A state textbook committee determined that books by five publishers—Harcourt Brace, McGraw-Hill, Scholastic, Scott-Foresman, and SRA Open Court—met the original requirements, but none of them matched up to the new standard, according to an evaluation by the Texas Education Agency. An outside consultant hired by the state board also found the texts lacking in sufficient phonics-oriented material.

But in an unexpected turn of events, some outspoken critics have weighed in with their own assessment of the texts and have urged the TEA to re-evaluate them. "Board members should insist on more accurate decodability figures from TEA," Mel Gabler of Longview, Texas, wrote in a letter to the board. He has become nationally known as an opponent of perceived left-wing bias in textbooks for decades. "TEA’s lowball numbers do not tell you how good the good programs really are and how much the bad ones need to improve."

No Recouping on Price

Meanwhile, publishers were struggling to come up with an action plan—which they were to submit to the board late last week—to produce printed supplements that would boost the percentage of decodable words in their reading programs. The publishers estimate the revisions will cost $25 million or more, according to Joe Bill Watkins, an Austin lawyer who represents the Association of American Publishers, based in New York City.

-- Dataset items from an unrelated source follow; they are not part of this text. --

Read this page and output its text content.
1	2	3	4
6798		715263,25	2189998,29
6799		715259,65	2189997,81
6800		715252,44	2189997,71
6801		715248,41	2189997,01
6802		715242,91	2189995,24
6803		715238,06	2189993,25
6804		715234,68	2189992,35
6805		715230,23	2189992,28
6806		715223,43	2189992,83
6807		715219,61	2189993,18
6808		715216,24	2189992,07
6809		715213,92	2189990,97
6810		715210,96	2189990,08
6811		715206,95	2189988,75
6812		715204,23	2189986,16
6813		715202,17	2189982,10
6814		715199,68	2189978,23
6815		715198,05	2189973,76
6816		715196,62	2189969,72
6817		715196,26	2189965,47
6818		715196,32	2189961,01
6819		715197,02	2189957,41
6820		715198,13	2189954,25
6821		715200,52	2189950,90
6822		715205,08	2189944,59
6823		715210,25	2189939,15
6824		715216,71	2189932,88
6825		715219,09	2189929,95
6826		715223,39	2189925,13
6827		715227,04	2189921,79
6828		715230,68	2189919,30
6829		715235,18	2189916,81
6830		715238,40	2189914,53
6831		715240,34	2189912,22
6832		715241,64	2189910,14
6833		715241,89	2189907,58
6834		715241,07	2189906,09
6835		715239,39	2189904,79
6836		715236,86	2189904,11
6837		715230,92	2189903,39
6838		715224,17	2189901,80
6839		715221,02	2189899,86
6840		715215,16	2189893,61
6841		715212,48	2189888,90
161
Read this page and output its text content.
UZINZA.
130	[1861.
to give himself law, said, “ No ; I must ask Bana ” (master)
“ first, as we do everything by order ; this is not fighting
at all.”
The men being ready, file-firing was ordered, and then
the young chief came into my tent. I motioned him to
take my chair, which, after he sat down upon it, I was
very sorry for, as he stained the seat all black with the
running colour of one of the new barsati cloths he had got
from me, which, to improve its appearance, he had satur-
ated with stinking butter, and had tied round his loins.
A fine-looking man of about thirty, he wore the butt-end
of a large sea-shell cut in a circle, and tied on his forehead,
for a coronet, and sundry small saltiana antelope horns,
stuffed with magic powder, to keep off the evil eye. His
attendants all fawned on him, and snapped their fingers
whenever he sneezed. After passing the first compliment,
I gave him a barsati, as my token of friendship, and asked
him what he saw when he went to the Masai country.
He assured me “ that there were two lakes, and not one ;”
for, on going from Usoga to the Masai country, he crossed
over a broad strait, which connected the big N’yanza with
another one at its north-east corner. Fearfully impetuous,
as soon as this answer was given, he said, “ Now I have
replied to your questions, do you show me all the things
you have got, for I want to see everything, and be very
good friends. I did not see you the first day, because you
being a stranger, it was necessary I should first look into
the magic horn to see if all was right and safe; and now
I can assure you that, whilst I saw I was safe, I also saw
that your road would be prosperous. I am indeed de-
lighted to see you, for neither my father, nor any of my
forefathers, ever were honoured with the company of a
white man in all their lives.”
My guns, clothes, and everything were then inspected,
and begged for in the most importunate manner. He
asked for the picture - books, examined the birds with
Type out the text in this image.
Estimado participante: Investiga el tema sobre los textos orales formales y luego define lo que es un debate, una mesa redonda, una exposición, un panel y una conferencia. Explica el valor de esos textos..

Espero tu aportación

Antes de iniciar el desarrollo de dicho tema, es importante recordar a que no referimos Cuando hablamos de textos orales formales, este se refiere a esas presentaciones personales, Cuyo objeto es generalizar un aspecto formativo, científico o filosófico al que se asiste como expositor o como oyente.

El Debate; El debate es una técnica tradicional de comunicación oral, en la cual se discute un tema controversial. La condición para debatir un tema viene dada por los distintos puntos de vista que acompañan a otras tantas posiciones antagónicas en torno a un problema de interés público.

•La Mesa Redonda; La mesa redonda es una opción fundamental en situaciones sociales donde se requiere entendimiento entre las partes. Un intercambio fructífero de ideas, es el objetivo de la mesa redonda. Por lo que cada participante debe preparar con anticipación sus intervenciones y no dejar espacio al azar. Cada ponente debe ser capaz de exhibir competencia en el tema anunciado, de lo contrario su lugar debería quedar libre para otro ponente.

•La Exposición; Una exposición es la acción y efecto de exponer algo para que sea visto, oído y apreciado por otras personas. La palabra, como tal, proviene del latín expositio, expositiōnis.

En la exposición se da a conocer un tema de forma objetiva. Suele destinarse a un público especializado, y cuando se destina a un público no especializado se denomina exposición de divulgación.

But Ms. Miller claims the cost to publishers will be much lower than that, because they can print small paperbound books with a high degree of decodable words to go along with the existing readers.

Publishers will not be able to pass on the additional costs to schools because the state has established limits on book prices. The board will make its final decision on the texts in January.

"[The board] put a gun to our heads," Mr. Watkins said. "The publishers as a group invested more than $100 million. If they are put on the nonconforming list ... nobody will buy their materials. This process was totally unfair and probably illegal."